On 10/01/14 19:29, Tony Arcieri wrote:
There's a particular type I'd love to see in core Rust: a bytebuffer for crypto purposes which automatically provides what I'd call "good crypto hygiene". It'd do the following things:

- Avoid being paged out to swap by use of mlock/VirtualLock

This is a general memory setting, which is required for all sorts of use-cases: disk io buffers, device driver buffers, off-screen rendering, caching, important interactive elements (mouse pointers and application menus, for instance), which would hamper the user experience if they were paged in/out, etc. I'd go as far as to say that any system with swapping needs an easy way to lock memory like this.

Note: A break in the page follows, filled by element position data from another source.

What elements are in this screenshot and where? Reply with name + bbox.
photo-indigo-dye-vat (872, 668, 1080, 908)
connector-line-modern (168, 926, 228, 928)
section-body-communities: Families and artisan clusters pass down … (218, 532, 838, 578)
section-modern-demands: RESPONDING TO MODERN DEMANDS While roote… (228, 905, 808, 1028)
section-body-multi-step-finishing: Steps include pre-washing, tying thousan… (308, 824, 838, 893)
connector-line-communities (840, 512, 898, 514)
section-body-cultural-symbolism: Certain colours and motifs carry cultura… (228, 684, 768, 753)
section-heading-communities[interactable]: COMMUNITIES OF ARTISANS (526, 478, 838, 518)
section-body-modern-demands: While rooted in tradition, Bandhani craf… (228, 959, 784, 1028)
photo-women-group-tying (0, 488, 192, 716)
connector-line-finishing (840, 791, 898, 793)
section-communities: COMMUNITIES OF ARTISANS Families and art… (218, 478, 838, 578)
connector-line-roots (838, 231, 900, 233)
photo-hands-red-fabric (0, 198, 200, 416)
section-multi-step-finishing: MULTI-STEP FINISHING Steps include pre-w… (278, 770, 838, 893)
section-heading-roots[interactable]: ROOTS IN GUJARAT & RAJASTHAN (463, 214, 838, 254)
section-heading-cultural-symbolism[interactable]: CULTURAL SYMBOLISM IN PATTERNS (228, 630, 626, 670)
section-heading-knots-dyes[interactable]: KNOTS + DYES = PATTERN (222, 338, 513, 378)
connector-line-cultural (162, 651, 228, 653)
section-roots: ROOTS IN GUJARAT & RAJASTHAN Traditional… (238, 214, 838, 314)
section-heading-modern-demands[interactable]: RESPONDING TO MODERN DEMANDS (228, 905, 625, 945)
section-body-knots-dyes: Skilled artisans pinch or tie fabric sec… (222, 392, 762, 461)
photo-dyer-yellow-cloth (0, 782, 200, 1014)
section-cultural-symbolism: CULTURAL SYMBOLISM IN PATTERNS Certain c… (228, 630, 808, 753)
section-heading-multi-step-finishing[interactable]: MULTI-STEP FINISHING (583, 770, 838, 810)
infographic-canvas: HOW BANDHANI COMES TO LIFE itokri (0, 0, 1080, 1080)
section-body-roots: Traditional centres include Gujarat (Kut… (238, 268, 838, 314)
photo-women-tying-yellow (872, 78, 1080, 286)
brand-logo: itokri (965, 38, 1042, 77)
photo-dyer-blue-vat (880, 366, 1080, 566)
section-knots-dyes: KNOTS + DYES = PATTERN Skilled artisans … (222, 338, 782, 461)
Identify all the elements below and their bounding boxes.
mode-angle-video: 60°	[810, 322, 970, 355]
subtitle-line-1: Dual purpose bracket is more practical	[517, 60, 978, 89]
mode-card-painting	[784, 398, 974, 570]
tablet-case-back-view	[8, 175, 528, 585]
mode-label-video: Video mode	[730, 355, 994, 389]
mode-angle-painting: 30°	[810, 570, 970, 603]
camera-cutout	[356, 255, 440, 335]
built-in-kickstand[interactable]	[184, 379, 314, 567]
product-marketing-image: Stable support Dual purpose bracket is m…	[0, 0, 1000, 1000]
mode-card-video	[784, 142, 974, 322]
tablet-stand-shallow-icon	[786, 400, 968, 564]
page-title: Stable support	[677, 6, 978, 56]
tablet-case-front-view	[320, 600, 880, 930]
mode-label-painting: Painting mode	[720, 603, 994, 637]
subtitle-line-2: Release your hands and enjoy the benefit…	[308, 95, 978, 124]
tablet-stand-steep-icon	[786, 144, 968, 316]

It's not even really a crypto problem, since swap can (and probably should be) encrypted too, if you encrypt your filesystem(s).

I would like to see a platform-independent implementation in std::mem -- std::mem::lock(buf, len) and it's unlock() opposite, perhaps.


- Ensure it's zeroed out (and munlocked) after use (via RAII-style conventions?)

Isn't this just a dtor thing?


- Be able to interact directly with the I/O layer so it's easy to get data in/out of these buffers without having to thunk it through a bunch of intermediate types that won't have these properties, i.e. it should be possible for me to read an encryption key from a file without going through a [u8] that wouldn't get locked/zeroed automatically.

This sounds like a general IO optimisation, which virtually any block-based io use-case could benefit from.